The Court again took Missouri to task for not providing evidence that the law is no more extensive than necessary to further the government’s interest. Missouri argued that the statute does not target speech but preserves all avenues of speech and merely regulates what speech distributors and producers can engage in with a retailer. The Court did not find this argument convincing, and held that this argument pertains to whether the statute implicates speech and not whether the statute is narrowly tailored to further its interest.
Without showing more evidence, the Court concluded that Missouri does not meet Central Hudson’s fourth prong.
Finally, the Court indicated that there were several non-speech-restrictive alternatives that may advance Missouri’s interest, including restoring the three-tier separation by removing other exceptions that do not affect free speech.
Regulations
The state can not produce the evidence to back up its assertions
Missouri did not dispute that its regulation facially restricts truthful, non-misleading commercial speech, but they took the position that it passed the Central Hudson test.
Missouri argued that the district court misunderstood its interest as decreasing “overall” consumption where its substantial interests is really reducing overconsumption and underage drinking.
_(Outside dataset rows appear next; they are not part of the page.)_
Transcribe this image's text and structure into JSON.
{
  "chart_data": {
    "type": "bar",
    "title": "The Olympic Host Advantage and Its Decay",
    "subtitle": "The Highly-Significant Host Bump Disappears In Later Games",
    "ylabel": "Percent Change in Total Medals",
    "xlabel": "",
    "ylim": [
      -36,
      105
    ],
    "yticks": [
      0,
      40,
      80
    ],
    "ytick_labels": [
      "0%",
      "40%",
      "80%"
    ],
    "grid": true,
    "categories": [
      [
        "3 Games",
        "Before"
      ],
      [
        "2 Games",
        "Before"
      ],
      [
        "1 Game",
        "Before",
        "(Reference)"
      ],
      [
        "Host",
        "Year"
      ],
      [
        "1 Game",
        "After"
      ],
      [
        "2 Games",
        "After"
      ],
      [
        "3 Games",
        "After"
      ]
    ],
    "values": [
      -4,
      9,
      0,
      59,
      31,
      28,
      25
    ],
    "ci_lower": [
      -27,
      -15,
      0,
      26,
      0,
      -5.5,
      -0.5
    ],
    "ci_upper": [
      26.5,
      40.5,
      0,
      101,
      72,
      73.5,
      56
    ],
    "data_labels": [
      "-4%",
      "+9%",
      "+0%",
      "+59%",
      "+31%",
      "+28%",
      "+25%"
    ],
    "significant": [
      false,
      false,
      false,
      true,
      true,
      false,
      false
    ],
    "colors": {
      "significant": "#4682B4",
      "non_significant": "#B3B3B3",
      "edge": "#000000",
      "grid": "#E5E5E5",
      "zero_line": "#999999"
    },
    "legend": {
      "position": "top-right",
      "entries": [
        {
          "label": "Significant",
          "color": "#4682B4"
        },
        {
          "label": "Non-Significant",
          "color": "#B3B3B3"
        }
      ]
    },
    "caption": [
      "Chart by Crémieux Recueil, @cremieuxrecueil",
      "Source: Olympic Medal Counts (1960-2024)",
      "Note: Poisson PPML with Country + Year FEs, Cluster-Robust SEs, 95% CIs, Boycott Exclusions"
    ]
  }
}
Missouri’s position is that the Regulations advance its interests because they “reduce consumption of one specific kind of alcohol: alcohol sold below cost or at discount, which is the kind more likely to cause overconsumption and underage drinking.”
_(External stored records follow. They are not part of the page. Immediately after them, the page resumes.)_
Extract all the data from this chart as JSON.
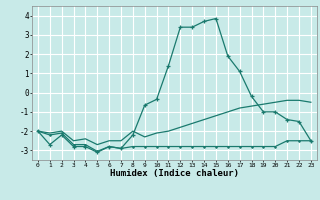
{
  "xlabel": "Humidex (Indice chaleur)",
  "background_color": "#c8eae8",
  "grid_color": "#ffffff",
  "line_color": "#1a7a6e",
  "xlim": [
    -0.5,
    23.5
  ],
  "ylim": [
    -3.5,
    4.5
  ],
  "yticks": [
    -3,
    -2,
    -1,
    0,
    1,
    2,
    3,
    4
  ],
  "xticks": [
    0,
    1,
    2,
    3,
    4,
    5,
    6,
    7,
    8,
    9,
    10,
    11,
    12,
    13,
    14,
    15,
    16,
    17,
    18,
    19,
    20,
    21,
    22,
    23
  ],
  "line1_x": [
    0,
    1,
    2,
    3,
    4,
    5,
    6,
    7,
    8,
    9,
    10,
    11,
    12,
    13,
    14,
    15,
    16,
    17,
    18,
    19,
    20,
    21,
    22,
    23
  ],
  "line1_y": [
    -2.0,
    -2.7,
    -2.2,
    -2.8,
    -2.8,
    -3.1,
    -2.8,
    -2.9,
    -2.2,
    -0.65,
    -0.35,
    1.4,
    3.4,
    3.4,
    3.7,
    3.85,
    1.9,
    1.1,
    -0.2,
    -1.0,
    -1.0,
    -1.4,
    -1.5,
    -2.5
  ],
  "line2_x": [
    0,
    1,
    2,
    3,
    4,
    5,
    6,
    7,
    8,
    9,
    10,
    11,
    12,
    13,
    14,
    15,
    16,
    17,
    18,
    19,
    20,
    21,
    22,
    23
  ],
  "line2_y": [
    -2.0,
    -2.2,
    -2.1,
    -2.7,
    -2.7,
    -3.05,
    -2.8,
    -2.9,
    -2.8,
    -2.8,
    -2.8,
    -2.8,
    -2.8,
    -2.8,
    -2.8,
    -2.8,
    -2.8,
    -2.8,
    -2.8,
    -2.8,
    -2.8,
    -2.5,
    -2.5,
    -2.5
  ],
  "line3_x": [
    0,
    1,
    2,
    3,
    4,
    5,
    6,
    7,
    8,
    9,
    10,
    11,
    12,
    13,
    14,
    15,
    16,
    17,
    18,
    19,
    20,
    21,
    22,
    23
  ],
  "line3_y": [
    -2.0,
    -2.1,
    -2.0,
    -2.5,
    -2.4,
    -2.7,
    -2.5,
    -2.5,
    -2.0,
    -2.3,
    -2.1,
    -2.0,
    -1.8,
    -1.6,
    -1.4,
    -1.2,
    -1.0,
    -0.8,
    -0.7,
    -0.6,
    -0.5,
    -0.4,
    -0.4,
    -0.5
  ]
}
The Court disagreed holding that the lower court correctly understood the issue and the state’s interest. Similar to the district court, the 8th Circuit held that “the State must show that prohibiting advertising of discount prices and below cost alcohol directly reduces overconsumption of alcohol and underage drinking”.
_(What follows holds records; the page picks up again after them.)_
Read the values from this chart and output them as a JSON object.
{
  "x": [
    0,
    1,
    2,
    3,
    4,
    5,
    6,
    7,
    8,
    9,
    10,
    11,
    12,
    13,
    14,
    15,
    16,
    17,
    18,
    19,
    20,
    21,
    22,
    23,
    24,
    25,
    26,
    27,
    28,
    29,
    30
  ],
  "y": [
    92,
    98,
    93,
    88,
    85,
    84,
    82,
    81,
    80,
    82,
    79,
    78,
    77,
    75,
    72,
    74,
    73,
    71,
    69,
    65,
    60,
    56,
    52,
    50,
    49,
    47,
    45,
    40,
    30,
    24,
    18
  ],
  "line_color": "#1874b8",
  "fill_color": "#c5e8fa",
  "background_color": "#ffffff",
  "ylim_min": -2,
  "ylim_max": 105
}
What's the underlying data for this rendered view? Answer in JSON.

However, similar to the statutory issues, the state can not provide empirical or statistical evidence demonstrating how these regulations further the state’s interest.
The state did not present evidence demonstrating that overconsumption or underage drinking is less frequent in Missouri than in other states which don’t have Missouri type of advertising restrictions. Nor did it produce any evidence that overconsumption or underage drinking were reduced by these regulations. Finally, Missouri failed to demonstrate that the Regulations “are no more extensive than necessary to further its interest in decreasing discounted or below-cost alcohol consumption.”
Conclusion
The 8th Circuit avoided legal controversy by engaging in a 21st Amendment analysis. Bypassing the 21st Amendment analysis (like the district court did) would have been earth shattering in the liquor world and clearly caused legal upheaval.
Even though the decision was not total devastation for the state, there are some issues of concern for state regulations and statutes.
The states have an evidence problem and until they fix it, no cute legal theory or statement will save its legal justifications for statutes and regulations.
In this case, Missouri’s statutes and regulations failed based on lack of evidence. The game has changed for states and the days of theoretical and intuitive arguments are over. The state is no longer going to get the benefit of the doubt from the courts, it must proof its point.
Finally, the Court mentioned the inconsistencies in the state’s authority pertaining to the financial entanglement issue. These inconsistencies made its tied-house advertising restrictions irrational and ineffective.
What is the carryover to over circuits and does being inconsistent in a statute or regulation strike down the whole statute or regulation? And if so, does this become a solid legal precedent?
If so, many state liquor statutes and regulations with exceptions to the rule may come under increasing attacks!